Year-on-year gross domestic product (GDP) will grow by only 1.6 percent in the financial year starting on July 1, 2012, but will rise to 4.0 percent the following year, the survey of 11 economists forecast.
This would still be short of the 6 percent growth rate that economists say Egypt needs to start creating enough jobs for new entrants to the labor force.
Egypt’s economy has been hammered by a year of turmoil since its popular uprising, which scared away tourists and investors, two of the country’s main sources of foreign exchange, and triggered a series of worker strikes.
Egyptian politics will remain fraught over the next few months, with the first presidential election since Mubarak was ousted scheduled for May and June. Islamists are now the biggest faction in parliament and will have a major say in the drafting of a new constitution in the coming months.
The economy grew only 1.9 percent in the 2010/11 financial year, weighed down by a 4.6 percent contraction in the January-March quarter when the revolt forced Hosni Mubarak from the presidency. It grew by only 0.3 percent year-on-year in July-September, the most recent figure released showed.
The turmoil also led to deficits in both the government budget and the balance of payments that have threatened to tip the country into a full financial crisis.
Egypt, which turned down a financing package from the International Monetary Fund last June, resumed talks in January for a $3.2 billion loan, saying it wanted the funds as soon as possible. But the IMF said last week it could take weeks before any agreement is reached.
“While it is possible to argue that Egypt could resolve its twin deficits and even structural problems on the back of a strong global economy, and its high growth rate, as the previous government often did, it will now be harder with a much worse global outlook,” said David Cowan, an economist at Citi.
Tourism, a major source of revenue for Egypt, used to account for over a tenth of GDP before the political turmoil, but its earnings dropped to $8.7 billion in calendar 2011 from $12.5 billion a year earlier, according to central bank figures.
Net foreign direct investment (FDI) fell to a negative $858.2 million in the fourth quarter of calendar 2011 from a positive $656.0 million a year earlier.
This helped create a balance of payments deficit of $5.65 billion in the politically-fraught final quarter of 2011, compared to a year-earlier surplus of $557.0 million.

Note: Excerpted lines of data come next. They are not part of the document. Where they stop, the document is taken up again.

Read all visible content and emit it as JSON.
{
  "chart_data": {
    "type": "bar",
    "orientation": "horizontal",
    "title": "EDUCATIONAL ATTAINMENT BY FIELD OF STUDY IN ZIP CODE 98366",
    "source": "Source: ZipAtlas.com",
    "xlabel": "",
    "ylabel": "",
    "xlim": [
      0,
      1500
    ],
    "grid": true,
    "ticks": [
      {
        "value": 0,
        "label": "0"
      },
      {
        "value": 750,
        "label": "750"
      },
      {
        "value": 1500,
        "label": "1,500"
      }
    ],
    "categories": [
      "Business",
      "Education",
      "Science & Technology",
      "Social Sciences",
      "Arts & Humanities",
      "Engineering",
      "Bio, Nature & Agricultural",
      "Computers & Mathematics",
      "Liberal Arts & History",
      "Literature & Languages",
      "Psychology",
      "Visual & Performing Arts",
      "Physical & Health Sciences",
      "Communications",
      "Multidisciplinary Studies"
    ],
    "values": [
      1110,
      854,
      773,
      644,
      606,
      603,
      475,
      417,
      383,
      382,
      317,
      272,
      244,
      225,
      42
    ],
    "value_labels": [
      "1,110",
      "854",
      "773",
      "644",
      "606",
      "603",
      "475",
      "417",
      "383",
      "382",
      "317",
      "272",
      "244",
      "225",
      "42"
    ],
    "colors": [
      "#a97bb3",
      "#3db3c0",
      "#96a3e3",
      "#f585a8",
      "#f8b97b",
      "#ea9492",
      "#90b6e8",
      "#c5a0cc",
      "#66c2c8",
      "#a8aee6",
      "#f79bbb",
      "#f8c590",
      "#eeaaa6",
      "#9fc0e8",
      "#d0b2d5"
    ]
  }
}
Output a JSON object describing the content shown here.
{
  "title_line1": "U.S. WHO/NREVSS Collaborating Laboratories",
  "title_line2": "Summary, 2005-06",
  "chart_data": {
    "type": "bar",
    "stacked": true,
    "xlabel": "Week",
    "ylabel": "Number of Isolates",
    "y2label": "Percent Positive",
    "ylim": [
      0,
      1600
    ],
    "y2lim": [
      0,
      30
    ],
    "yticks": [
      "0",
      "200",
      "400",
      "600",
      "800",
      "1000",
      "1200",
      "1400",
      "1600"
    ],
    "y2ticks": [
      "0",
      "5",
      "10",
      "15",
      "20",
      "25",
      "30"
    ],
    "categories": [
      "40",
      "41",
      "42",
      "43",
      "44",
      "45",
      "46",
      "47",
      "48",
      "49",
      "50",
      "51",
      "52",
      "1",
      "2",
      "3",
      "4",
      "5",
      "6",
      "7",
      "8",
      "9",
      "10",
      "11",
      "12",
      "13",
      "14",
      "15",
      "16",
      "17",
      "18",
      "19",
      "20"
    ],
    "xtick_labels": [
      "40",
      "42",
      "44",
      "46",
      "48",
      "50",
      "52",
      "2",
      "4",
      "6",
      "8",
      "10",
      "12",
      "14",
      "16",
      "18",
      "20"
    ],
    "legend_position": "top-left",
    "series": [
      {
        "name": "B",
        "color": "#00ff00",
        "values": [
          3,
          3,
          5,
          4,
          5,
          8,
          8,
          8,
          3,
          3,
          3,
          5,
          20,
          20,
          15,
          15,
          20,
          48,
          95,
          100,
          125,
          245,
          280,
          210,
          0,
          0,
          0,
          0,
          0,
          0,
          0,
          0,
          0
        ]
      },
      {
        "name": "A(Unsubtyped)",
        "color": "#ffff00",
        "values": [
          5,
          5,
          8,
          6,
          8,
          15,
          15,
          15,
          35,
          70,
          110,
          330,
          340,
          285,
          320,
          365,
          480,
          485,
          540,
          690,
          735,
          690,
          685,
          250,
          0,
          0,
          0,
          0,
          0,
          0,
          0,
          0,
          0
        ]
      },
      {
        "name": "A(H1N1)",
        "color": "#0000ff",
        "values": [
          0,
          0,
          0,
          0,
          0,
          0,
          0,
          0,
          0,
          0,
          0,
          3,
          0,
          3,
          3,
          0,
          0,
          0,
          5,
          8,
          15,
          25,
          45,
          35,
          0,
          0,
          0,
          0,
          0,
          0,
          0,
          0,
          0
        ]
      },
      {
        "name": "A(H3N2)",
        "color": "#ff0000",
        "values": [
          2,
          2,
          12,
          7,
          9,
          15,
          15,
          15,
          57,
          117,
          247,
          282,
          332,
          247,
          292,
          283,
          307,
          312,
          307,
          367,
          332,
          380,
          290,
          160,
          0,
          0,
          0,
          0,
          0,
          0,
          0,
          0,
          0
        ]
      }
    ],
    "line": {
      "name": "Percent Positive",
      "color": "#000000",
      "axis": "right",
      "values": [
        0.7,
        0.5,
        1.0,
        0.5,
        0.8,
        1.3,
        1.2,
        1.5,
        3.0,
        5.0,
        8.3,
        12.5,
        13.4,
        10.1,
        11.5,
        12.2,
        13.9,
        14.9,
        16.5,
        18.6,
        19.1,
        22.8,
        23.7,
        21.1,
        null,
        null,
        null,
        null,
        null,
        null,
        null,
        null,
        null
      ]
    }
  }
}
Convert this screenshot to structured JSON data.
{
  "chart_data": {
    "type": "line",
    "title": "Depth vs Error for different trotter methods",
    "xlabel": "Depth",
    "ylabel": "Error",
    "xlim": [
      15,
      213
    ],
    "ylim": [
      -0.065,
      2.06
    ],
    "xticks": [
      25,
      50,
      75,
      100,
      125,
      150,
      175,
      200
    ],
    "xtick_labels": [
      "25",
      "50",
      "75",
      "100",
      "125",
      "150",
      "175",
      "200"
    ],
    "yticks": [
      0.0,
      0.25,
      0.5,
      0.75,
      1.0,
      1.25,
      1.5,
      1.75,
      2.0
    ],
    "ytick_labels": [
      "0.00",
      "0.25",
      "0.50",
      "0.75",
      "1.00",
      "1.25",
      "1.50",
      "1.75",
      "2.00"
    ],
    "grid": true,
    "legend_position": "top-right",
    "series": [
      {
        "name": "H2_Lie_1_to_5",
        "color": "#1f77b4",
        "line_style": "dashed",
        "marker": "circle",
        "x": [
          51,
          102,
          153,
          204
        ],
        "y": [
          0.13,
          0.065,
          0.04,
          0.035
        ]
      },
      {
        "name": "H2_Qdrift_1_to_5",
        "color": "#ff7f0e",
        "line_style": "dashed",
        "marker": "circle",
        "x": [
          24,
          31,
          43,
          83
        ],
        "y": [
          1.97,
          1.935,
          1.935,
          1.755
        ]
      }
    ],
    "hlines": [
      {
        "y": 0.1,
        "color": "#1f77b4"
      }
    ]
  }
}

Reserves have tumbled from around $36 billion at the start of 2011 to under $15.7 billion at the end of February, barely equal to three months worth of imports.
“Some fundamental and very difficult policy decisions have to be made in Egypt in the coming years, which will probably only pay growth dividends a good couple of years down the line,” Cowan said.
Analysts say the new government appointed after the election will have to convince Egyptians to accept a range of unpopular measures to reduce the budget deficit, probably including new taxes and a reduction in energy subsidies.
“Of course, if there are some big changes in the coming months — in particular following presidential elections and an IMF deal — then we could begin to change our views,” said economist Said Hirsh of Capital Economics.
Pressure on the pound is expected to continue. Forecasts suggest it will weaken to an average 6.30 pounds to the US dollar in 2012/13 and 6.75 pounds in 2013/14 from a seven year-low of around 6.03 pounds now.
“We think that some devaluation is necessary given the fact that it is currently overvalued. At the moment, we expect this to happen gradually rather than one big drop, or at least in two or three stages,” Hirsh said.
A big depreciation of the pound would stoke inflation, which is seen accelerating to an average 10.0 percent in 2012/13 and the following year.
Inflation was 9.2 percent in the 12 months to February 2012, down from 10.7 percent a year earlier.
Unlike other economists in the survey, Hirsh said he believed falling world commodity prices and subdued local demand would keep inflation relatively subdued.